All you wacky fans of price comparison-based engaging content may've noticed that we've got a few favourite themes here at Gocompare.com Towers.
Switching, simply, easily, quickly... you know, that kinda stuff.
Well, imagine the kerfuffle here this week as the national media got on board with energy company First Utility's Fix the Switch campaign, designed to simplify the process of switching your gas and electricity supplier, with a target of an easy, quick changeover within a day rather than the current four-to-six weeks.
Such squeals of excitement have not been heard in this part of Newport since the rumour spread that One Direction were coming to visit Duffryn High.
After we calmed him down with some sweet, milky tea and elevator music, our very own energy-groupie and Harry Styles lookalike Jeremy Cryer (pictured) welcomed the Fix the Switch initiative with open arms and, perhaps, legs:
"Most contract-based services have worked hard to simplify the switching process - from current accounts, to home phones and broadband, to mobile tariffs," said Cryer.
"But the energy industry has been slow to introduce any significant improvements that will make shopping around easier.
"While it takes only a matter of minutes to compare energy tariffs and find a good deal, it typically takes around four-to-six weeks to actually be transferred to your new supplier.
"This can be off-putting to consumers, adding to their reluctance to switch in the first place, and could result in lots of people paying way more for their gas and electricity than they should be.
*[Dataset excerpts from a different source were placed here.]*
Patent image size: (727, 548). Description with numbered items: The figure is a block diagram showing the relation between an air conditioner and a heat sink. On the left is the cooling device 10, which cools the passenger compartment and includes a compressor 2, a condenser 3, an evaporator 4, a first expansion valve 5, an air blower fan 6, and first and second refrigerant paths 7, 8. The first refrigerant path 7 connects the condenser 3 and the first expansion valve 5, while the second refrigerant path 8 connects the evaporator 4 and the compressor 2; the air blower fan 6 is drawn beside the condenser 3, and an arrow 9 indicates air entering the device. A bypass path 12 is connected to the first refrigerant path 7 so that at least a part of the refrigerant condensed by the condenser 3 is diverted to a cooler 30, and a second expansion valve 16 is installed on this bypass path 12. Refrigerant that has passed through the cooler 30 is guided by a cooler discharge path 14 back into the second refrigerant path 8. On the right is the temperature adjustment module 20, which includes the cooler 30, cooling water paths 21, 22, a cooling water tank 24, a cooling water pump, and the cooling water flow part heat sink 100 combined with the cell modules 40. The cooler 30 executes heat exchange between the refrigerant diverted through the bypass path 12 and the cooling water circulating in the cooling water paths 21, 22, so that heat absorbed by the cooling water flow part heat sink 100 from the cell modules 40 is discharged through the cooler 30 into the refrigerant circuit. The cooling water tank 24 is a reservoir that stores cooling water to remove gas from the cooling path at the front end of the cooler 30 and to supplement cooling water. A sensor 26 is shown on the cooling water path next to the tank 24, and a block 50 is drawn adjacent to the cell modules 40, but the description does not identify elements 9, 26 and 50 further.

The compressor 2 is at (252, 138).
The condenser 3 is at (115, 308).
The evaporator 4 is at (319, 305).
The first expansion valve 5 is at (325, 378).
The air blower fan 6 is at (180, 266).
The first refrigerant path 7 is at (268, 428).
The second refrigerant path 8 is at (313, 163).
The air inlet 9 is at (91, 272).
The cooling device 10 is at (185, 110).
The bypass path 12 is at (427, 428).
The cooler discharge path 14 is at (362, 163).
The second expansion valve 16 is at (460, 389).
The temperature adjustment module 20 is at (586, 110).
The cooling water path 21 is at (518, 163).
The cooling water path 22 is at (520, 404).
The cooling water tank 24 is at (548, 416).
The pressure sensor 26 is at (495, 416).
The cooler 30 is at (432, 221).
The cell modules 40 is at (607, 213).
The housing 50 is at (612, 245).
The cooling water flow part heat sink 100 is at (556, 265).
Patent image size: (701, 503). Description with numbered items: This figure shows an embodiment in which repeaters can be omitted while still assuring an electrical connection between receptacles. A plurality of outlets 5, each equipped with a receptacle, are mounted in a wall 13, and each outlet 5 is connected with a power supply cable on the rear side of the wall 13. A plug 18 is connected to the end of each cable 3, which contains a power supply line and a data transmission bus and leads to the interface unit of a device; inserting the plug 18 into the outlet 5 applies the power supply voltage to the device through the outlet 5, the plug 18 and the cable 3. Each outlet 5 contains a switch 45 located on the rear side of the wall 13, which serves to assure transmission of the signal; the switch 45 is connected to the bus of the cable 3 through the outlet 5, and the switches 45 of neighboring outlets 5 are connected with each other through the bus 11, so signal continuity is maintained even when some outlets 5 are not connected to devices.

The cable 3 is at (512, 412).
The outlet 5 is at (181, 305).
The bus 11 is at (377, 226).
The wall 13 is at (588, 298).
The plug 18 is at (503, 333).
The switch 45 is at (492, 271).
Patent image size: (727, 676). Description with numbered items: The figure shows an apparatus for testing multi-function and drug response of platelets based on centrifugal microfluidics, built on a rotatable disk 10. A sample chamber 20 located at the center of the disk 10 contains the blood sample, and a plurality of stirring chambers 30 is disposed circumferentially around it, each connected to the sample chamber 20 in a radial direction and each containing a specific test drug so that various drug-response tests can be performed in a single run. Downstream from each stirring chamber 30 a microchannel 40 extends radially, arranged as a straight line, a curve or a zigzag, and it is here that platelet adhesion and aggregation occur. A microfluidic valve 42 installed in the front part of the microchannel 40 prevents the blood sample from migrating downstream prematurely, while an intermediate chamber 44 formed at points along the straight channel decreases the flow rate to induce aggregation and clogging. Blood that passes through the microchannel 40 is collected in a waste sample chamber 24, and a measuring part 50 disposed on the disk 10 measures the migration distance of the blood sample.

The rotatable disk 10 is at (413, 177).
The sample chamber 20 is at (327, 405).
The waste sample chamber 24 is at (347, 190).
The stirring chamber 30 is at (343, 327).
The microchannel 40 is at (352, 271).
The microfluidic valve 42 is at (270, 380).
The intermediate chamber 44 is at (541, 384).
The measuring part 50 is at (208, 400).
"Not only that, but this delay could see some people paying over the odds for their energy during this switching period, when really they should be able to benefit from their new tariff immediately.
"So long as the switching process is handled appropriately by the energy companies, and customers aren't tied in or penalised with unfair cancellation charges, then a shorter, swifter transfer process can only be a good thing.
"We've already seen how the new current account switching service has resulted in a flurry of activity from the banks, keen to both attract new customers and keep existing ones.
"Something like this could help encourage energy suppliers to keep prices competitive, and enable consumer to hold their energy suppliers to account in the most effective way - by taking their business elsewhere if they're not happy."